A new report from the House Committee on Oversight and Accountability reveals that pharmacy benefit managers (PBMs) are guiding patients towards costlier medications while restricting their pharmacy options. This report, which follows a 32-month investigation ahead of a hearing involving executives from the major PBMs, highlights significant concerns regarding the industry’s practices.
PBMs serve as intermediaries managing prescription drug plans for health insurers, negotiating drug prices and determining out-of-pocket costs for patients. Express Scripts, OptumRx, and Caremark – the three largest PBMs in the U.S. – control around 80% of all prescriptions.

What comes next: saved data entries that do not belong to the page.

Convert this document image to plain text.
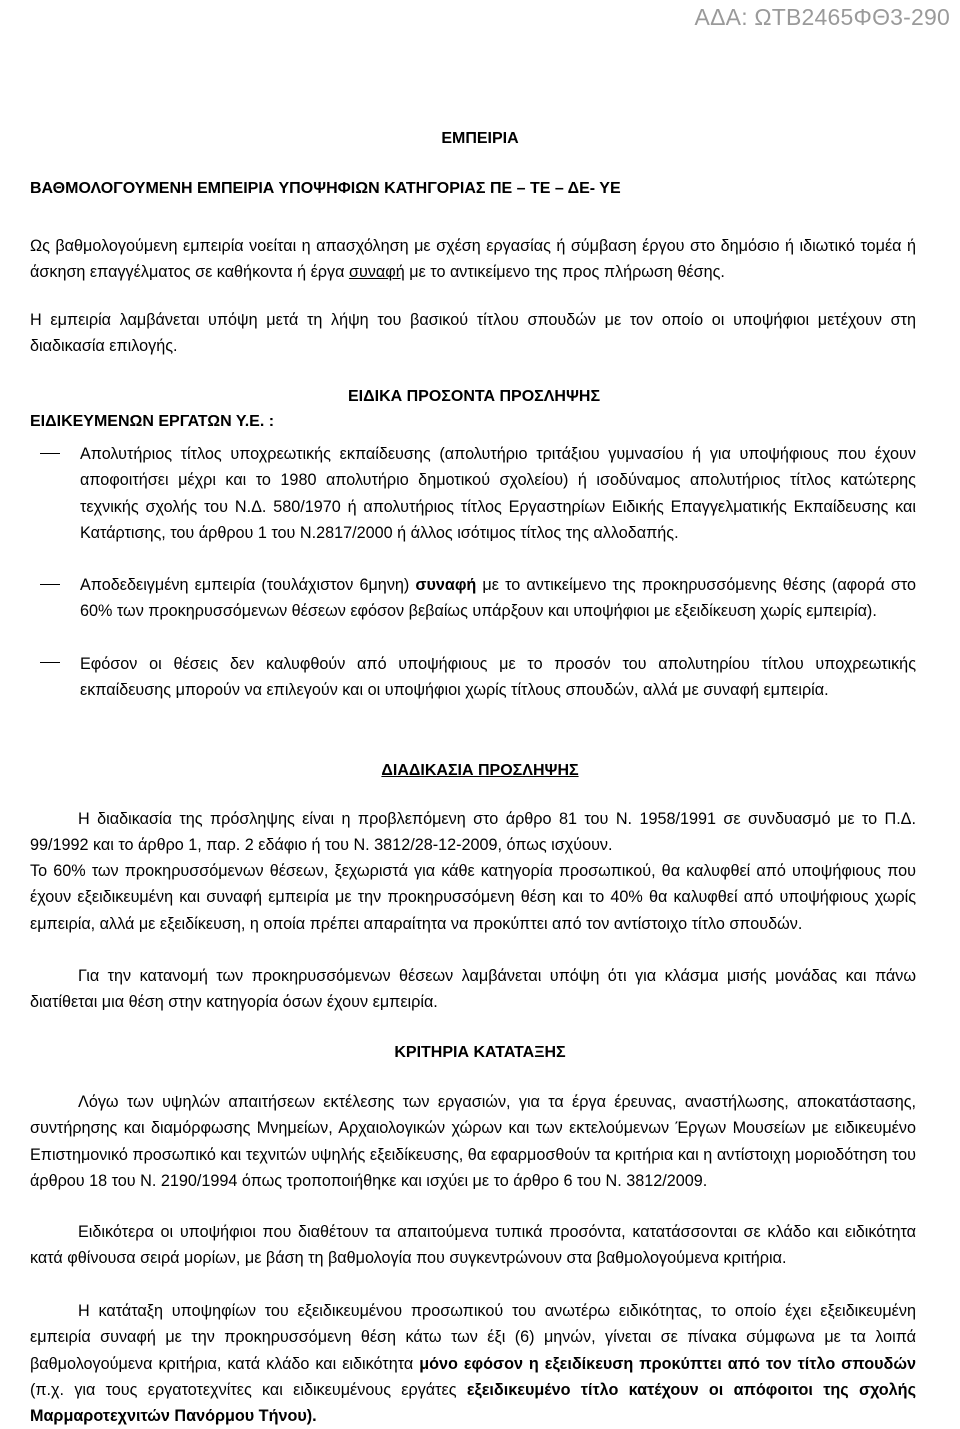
ΑΔΑ: ΩΤΒ2465ΦΘ3-290
ΕΜΠΕΙΡΙΑ
ΒΑΘΜΟΛΟΓΟΥΜΕΝΗ ΕΜΠΕΙΡΙΑ ΥΠΟΨΗΦΙΩΝ ΚΑΤΗΓΟΡΙΑΣ ΠΕ – ΤΕ – ΔΕ- ΥΕ
Ως βαθμολογούμενη εμπειρία νοείται η απασχόληση με σχέση εργασίας ή σύμβαση έργου στο δημόσιο ή ιδιωτικό τομέα ή άσκηση επαγγέλματος σε καθήκοντα ή έργα συναφή με το αντικείμενο της προς πλήρωση θέσης.
Η εμπειρία λαμβάνεται υπόψη μετά τη λήψη του βασικού τίτλου σπουδών με τον οποίο οι υποψήφιοι μετέχουν στη διαδικασία επιλογής.
ΕΙΔΙΚΑ ΠΡΟΣΟΝΤΑ ΠΡΟΣΛΗΨΗΣ
ΕΙΔΙΚΕΥΜΕΝΩΝ ΕΡΓΑΤΩΝ Υ.Ε. :
Απολυτήριος τίτλος υποχρεωτικής εκπαίδευσης (απολυτήριο τριτάξιου γυμνασίου ή για υποψήφιους που έχουν αποφοιτήσει μέχρι και το 1980 απολυτήριο δημοτικού σχολείου) ή ισοδύναμος απολυτήριος τίτλος κατώτερης τεχνικής σχολής του Ν.Δ. 580/1970 ή απολυτήριος τίτλος Εργαστηρίων Ειδικής Επαγγελματικής Εκπαίδευσης και Κατάρτισης, του άρθρου 1 του Ν.2817/2000 ή άλλος ισότιμος τίτλος της αλλοδαπής.
Αποδεδειγμένη εμπειρία (τουλάχιστον 6μηνη) συναφή με το αντικείμενο της προκηρυσσόμενης θέσης (αφορά στο 60% των προκηρυσσόμενων θέσεων εφόσον βεβαίως υπάρξουν και υποψήφιοι με εξειδίκευση χωρίς εμπειρία).
Εφόσον οι θέσεις δεν καλυφθούν από υποψήφιους με το προσόν του απολυτηρίου τίτλου υποχρεωτικής εκπαίδευσης μπορούν να επιλεγούν και οι υποψήφιοι χωρίς τίτλους σπουδών, αλλά με συναφή εμπειρία.
ΔΙΑΔΙΚΑΣΙΑ ΠΡΟΣΛΗΨΗΣ
Η διαδικασία της πρόσληψης είναι η προβλεπόμενη στο άρθρο 81 του Ν. 1958/1991 σε συνδυασμό με το Π.Δ. 99/1992 και το άρθρο 1, παρ. 2 εδάφιο ή του Ν. 3812/28-12-2009, όπως ισχύουν.
Το 60% των προκηρυσσόμενων θέσεων, ξεχωριστά για κάθε κατηγορία προσωπικού, θα καλυφθεί από υποψήφιους που έχουν εξειδικευμένη και συναφή εμπειρία με την προκηρυσσόμενη θέση και το 40% θα καλυφθεί από υποψήφιους χωρίς εμπειρία, αλλά με εξειδίκευση, η οποία πρέπει απαραίτητα να προκύπτει από τον αντίστοιχο τίτλο σπουδών.
Για την κατανομή των προκηρυσσόμενων θέσεων λαμβάνεται υπόψη ότι για κλάσμα μισής μονάδας και πάνω διατίθεται μια θέση στην κατηγορία όσων έχουν εμπειρία.
ΚΡΙΤΗΡΙΑ ΚΑΤΑΤΑΞΗΣ
Λόγω των υψηλών απαιτήσεων εκτέλεσης των εργασιών, για τα έργα έρευνας, αναστήλωσης, αποκατάστασης, συντήρησης και διαμόρφωσης Μνημείων, Αρχαιολογικών χώρων και των εκτελούμενων Έργων Μουσείων με ειδικευμένο Επιστημονικό προσωπικό και τεχνιτών υψηλής εξειδίκευσης, θα εφαρμοσθούν τα κριτήρια και η αντίστοιχη μοριοδότηση του άρθρου 18 του Ν. 2190/1994 όπως τροποποιήθηκε και ισχύει με το άρθρο 6 του Ν. 3812/2009.
Ειδικότερα οι υποψήφιοι που διαθέτουν τα απαιτούμενα τυπικά προσόντα, κατατάσσονται σε κλάδο και ειδικότητα κατά φθίνουσα σειρά μορίων, με βάση τη βαθμολογία που συγκεντρώνουν στα βαθμολογούμενα κριτήρια.
Η κατάταξη υποψηφίων του εξειδικευμένου προσωπικού του ανωτέρω ειδικότητας, το οποίο έχει εξειδικευμένη εμπειρία συναφή με την προκηρυσσόμενη θέση κάτω των έξι (6) μηνών, γίνεται σε πίνακα σύμφωνα με τα λοιπά βαθμολογούμενα κριτήρια, κατά κλάδο και ειδικότητα μόνο εφόσον η εξειδίκευση προκύπτει από τον τίτλο σπουδών (π.χ. για τους εργατοτεχνίτες και ειδικευμένους εργάτες εξειδικευμένο τίτλο κατέχουν οι απόφοιτοι της σχολής Μαρμαροτεχνιτών Πανόρμου Τήνου).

The committee’s findings indicate that PBMs have developed preferred drug lists that often prioritize higher-priced brand-name medications over less expensive alternatives. For instance, emails from Cigna disclosed in the report indicated discouragement against using cheaper substitutes for Humira, a drug for arthritis and autoimmune conditions, which was priced at $90,000 annually, despite the availability of a biosimilar for about half that cost.
Additionally, the report noted that Express Scripts advised patients would pay more out-of-pocket if they filled prescriptions at their local pharmacy compared to using its affiliated mail-order service, thereby restricting patient choices regarding their pharmacy options.
Earlier this month, the U.S. Federal Trade Commission (FTC) released a similar report, stating that increasing consolidation has allowed the six largest PBMs to manage nearly 95% of prescriptions in the U.S. The FTC expressed concern that dominant PBMs hold considerable influence over Americans’ access to affordable medications, creating conflicts of interest that can harm non-affiliated pharmacies and inflate drug costs.
FTC Chair Lina M. Khan emphasized that these findings suggest that PBMs are significantly overcharging patients for cancer drugs, generating over $1 billion in additional revenue.